2020 was a significant year for RTÉ Archives, as interest in audiovisual archives and cultural heritage increased online and across all media platforms. Television and sound recordings, as well as photographic images, document and textual records and associated research materials, were widely sought by content creators for use in new productions locally and globally.

A wide range of titles from across RTÉ’s collections, both independently produced and from in-house programming, were sourced for audiences to enjoy on RTÉ television, radio and online platforms, including much-loved series such as Killinascully. Despite limited on-site presence, RTÉ Archives staff ensured that a full service for all broadcast-critical production was maintained throughout the year across in-house services and for external productions. Archives featured strongly in major productions including After a Woman’s Heart and the acclaimed tribute to Marian Finucane, broadcast in January 2021.

Keeping our staff safe was a key priority throughout the year, while ensuring that core archiving of RTÉ output across all services was achieved on a daily basis. News archiving provided a full seven-day-a-week operation, working on-site and remotely, for all news and current affairs broadcasts, including regional services. A total of 1,074 hours of video news reports was archived and catalogued during the year, an increase of 193 hours from 2019. The keyword term ‘Covid-19’ was entered into the catalogue 3,515 times, a record for a single keyword in any one year.

Work on the planning and implementation of RTÉ’s strategic commitments for digital transformation of the archives across a suite of projects progressed, including the completion of a major news-on-film digitisation project, 1961–1969, part-funded by the BAI Archive Funding Scheme.

Engagement and visits by the public to the RTÉ Archives website, www.rte.ie/archives, grew by 46% year on year. There were 2.6 million video plays, up 28% on 2019, and 106,010 audio plays, up 31% on 2019. 1,119 archive stories were newly published on the Archives Daily section of the website. Publication of the RTÉ Archives News Collection grew by 12,530 reports to a total of 18,110 video records, providing full searchable online public access to continuous news reporting from 1985 to 1990.
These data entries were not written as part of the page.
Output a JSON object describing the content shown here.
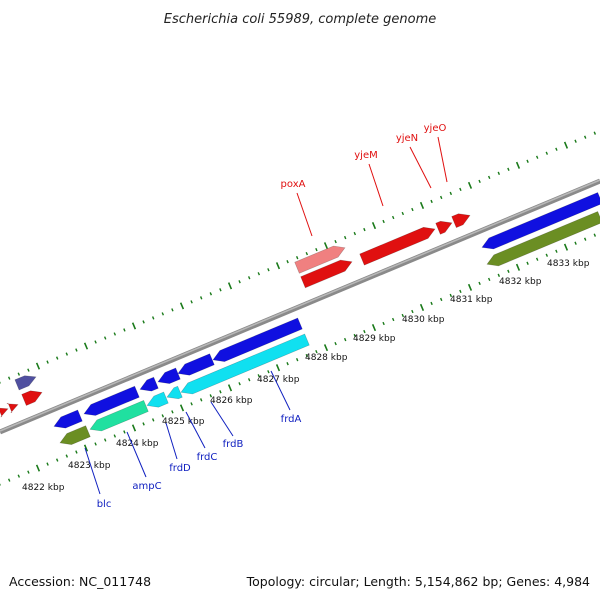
{
  "title": "Escherichia coli 55989, complete genome",
  "footer": {
    "accession": "Accession: NC_011748",
    "topology": "Topology: circular; Length: 5,154,862 bp; Genes: 4,984"
  },
  "colors": {
    "backbone": "#808080",
    "tick": "#1a7a1a",
    "forward_cds": "#e01010",
    "pseudo": "#f08080",
    "reverse_cds": "#1010e0",
    "cyan_cds": "#10e0f0",
    "green_cds": "#20e0a0",
    "olive_cds": "#6b8e23",
    "purple_cds": "#5050a0"
  },
  "scale": {
    "labels": [
      "4822 kbp",
      "4823 kbp",
      "4824 kbp",
      "4825 kbp",
      "4826 kbp",
      "4827 kbp",
      "4828 kbp",
      "4829 kbp",
      "4830 kbp",
      "4831 kbp",
      "4832 kbp",
      "4833 kbp"
    ]
  },
  "genes_top": [
    {
      "name": "poxA"
    },
    {
      "name": "yjeM"
    },
    {
      "name": "yjeN"
    },
    {
      "name": "yjeO"
    }
  ],
  "genes_bottom": [
    {
      "name": "blc"
    },
    {
      "name": "ampC"
    },
    {
      "name": "frdD"
    },
    {
      "name": "frdC"
    },
    {
      "name": "frdB"
    },
    {
      "name": "frdA"
    }
  ]
}
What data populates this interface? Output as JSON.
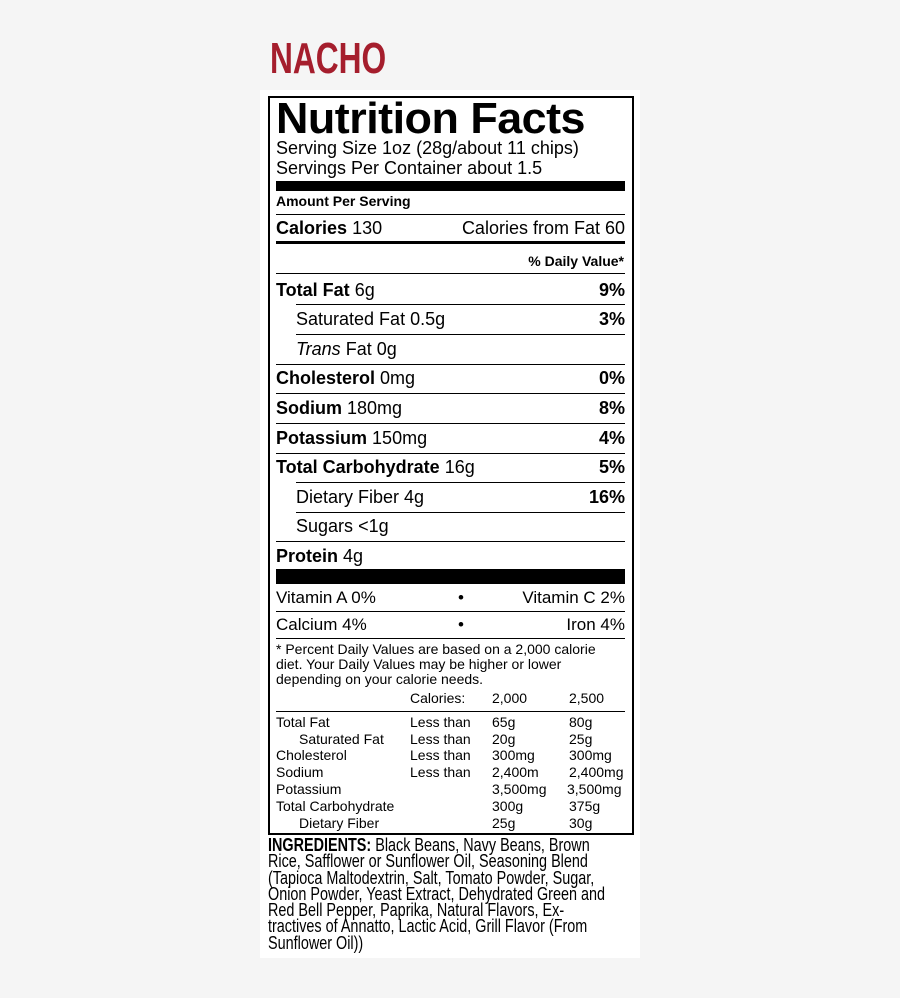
{
  "brand": "NACHO",
  "title": "Nutrition Facts",
  "serving_size": "Serving Size 1oz (28g/about 11 chips)",
  "servings_per_container": "Servings Per Container about 1.5",
  "amount_per_serving": "Amount Per Serving",
  "calories": {
    "label": "Calories",
    "value": "130",
    "from_fat": "Calories from Fat 60"
  },
  "dv_header": "% Daily Value*",
  "nutrients": [
    {
      "label": "Total Fat",
      "amount": "6g",
      "dv": "9%"
    },
    {
      "label": "Saturated Fat",
      "amount": "0.5g",
      "dv": "3%"
    },
    {
      "label": "Trans",
      "label_rest": "Fat 0g",
      "amount": "",
      "dv": ""
    },
    {
      "label": "Cholesterol",
      "amount": "0mg",
      "dv": "0%"
    },
    {
      "label": "Sodium",
      "amount": "180mg",
      "dv": "8%"
    },
    {
      "label": "Potassium",
      "amount": "150mg",
      "dv": "4%"
    },
    {
      "label": "Total Carbohydrate",
      "amount": "16g",
      "dv": "5%"
    },
    {
      "label": "Dietary Fiber",
      "amount": "4g",
      "dv": "16%"
    },
    {
      "label": "Sugars",
      "amount": "<1g",
      "dv": ""
    },
    {
      "label": "Protein",
      "amount": "4g",
      "dv": ""
    }
  ],
  "vitamins": [
    {
      "left": "Vitamin A 0%",
      "right": "Vitamin C 2%"
    },
    {
      "left": "Calcium 4%",
      "right": "Iron 4%"
    }
  ],
  "bullet": "•",
  "footnote": [
    "* Percent Daily Values are based on a 2,000 calorie",
    "diet. Your Daily Values may be higher or lower",
    "depending on your calorie needs."
  ],
  "dv_table": {
    "header": [
      "Calories:",
      "2,000",
      "2,500"
    ],
    "rows": [
      [
        "Total Fat",
        "Less than",
        "65g",
        "80g"
      ],
      [
        "Saturated Fat",
        "Less than",
        "20g",
        "25g"
      ],
      [
        "Cholesterol",
        "Less than",
        "300mg",
        "300mg"
      ],
      [
        "Sodium",
        "Less than",
        "2,400m",
        "2,400mg"
      ],
      [
        "Potassium",
        "",
        "3,500mg",
        "3,500mg"
      ],
      [
        "Total Carbohydrate",
        "",
        "300g",
        "375g"
      ],
      [
        "Dietary Fiber",
        "",
        "25g",
        "30g"
      ]
    ]
  },
  "ingredients": {
    "label": "INGREDIENTS:",
    "lines": [
      " Black Beans, Navy Beans, Brown",
      "Rice, Safflower or Sunflower Oil,  Seasoning Blend",
      "(Tapioca Maltodextrin, Salt, Tomato Powder, Sugar,",
      "Onion Powder, Yeast Extract, Dehydrated Green and",
      "Red Bell Pepper, Paprika, Natural Flavors, Ex-",
      "tractives of Annatto, Lactic Acid, Grill Flavor (From",
      "Sunflower Oil))"
    ]
  }
}
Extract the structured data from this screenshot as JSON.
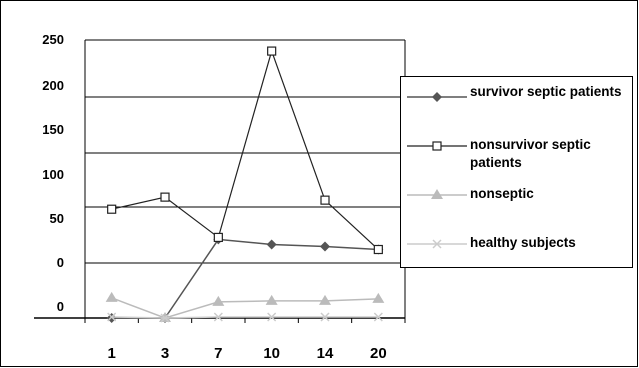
{
  "chart_data": {
    "type": "line",
    "categories": [
      "1",
      "3",
      "7",
      "10",
      "14",
      "20"
    ],
    "y_tick_labels": [
      "250",
      "200",
      "150",
      "100",
      "50",
      "0",
      "0"
    ],
    "legend_position": "right",
    "grid": "horizontal",
    "series": [
      {
        "name": "survivor septic patients",
        "marker": "diamond",
        "color": "#555555",
        "values": [
          0,
          0,
          78,
          73,
          71,
          68
        ]
      },
      {
        "name": "nonsurvivor septic patients",
        "marker": "open-square",
        "color": "#222222",
        "values": [
          108,
          120,
          80,
          265,
          117,
          68
        ]
      },
      {
        "name": "nonseptic",
        "marker": "triangle",
        "color": "#bbbbbb",
        "values": [
          20,
          0,
          16,
          17,
          17,
          19
        ]
      },
      {
        "name": "healthy subjects",
        "marker": "x",
        "color": "#cccccc",
        "values": [
          1,
          0,
          1,
          1,
          1,
          1
        ]
      }
    ]
  }
}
In October, RTÉ Archives led the hosting of the first ever virtual joint conference of the two leading professional associations in broadcast media and sound archiving, FIAT/IFTA (www.fiatifta.org) and IASA (www.iasa.org). Supported by both RTÉ and BBC Northern Ireland, the four-day conference had more than 1,500 professional delegates with interactive participation, papers, video and workshops from experts across the global media and wider audiovisual archive sector. Director-General of RTÉ Dee Forbes gave the opening address to the conference, which also marked the end of a four-year term as President of FIAT/IFTA for RTÉ’s Head of Archives, Bríd Dooley.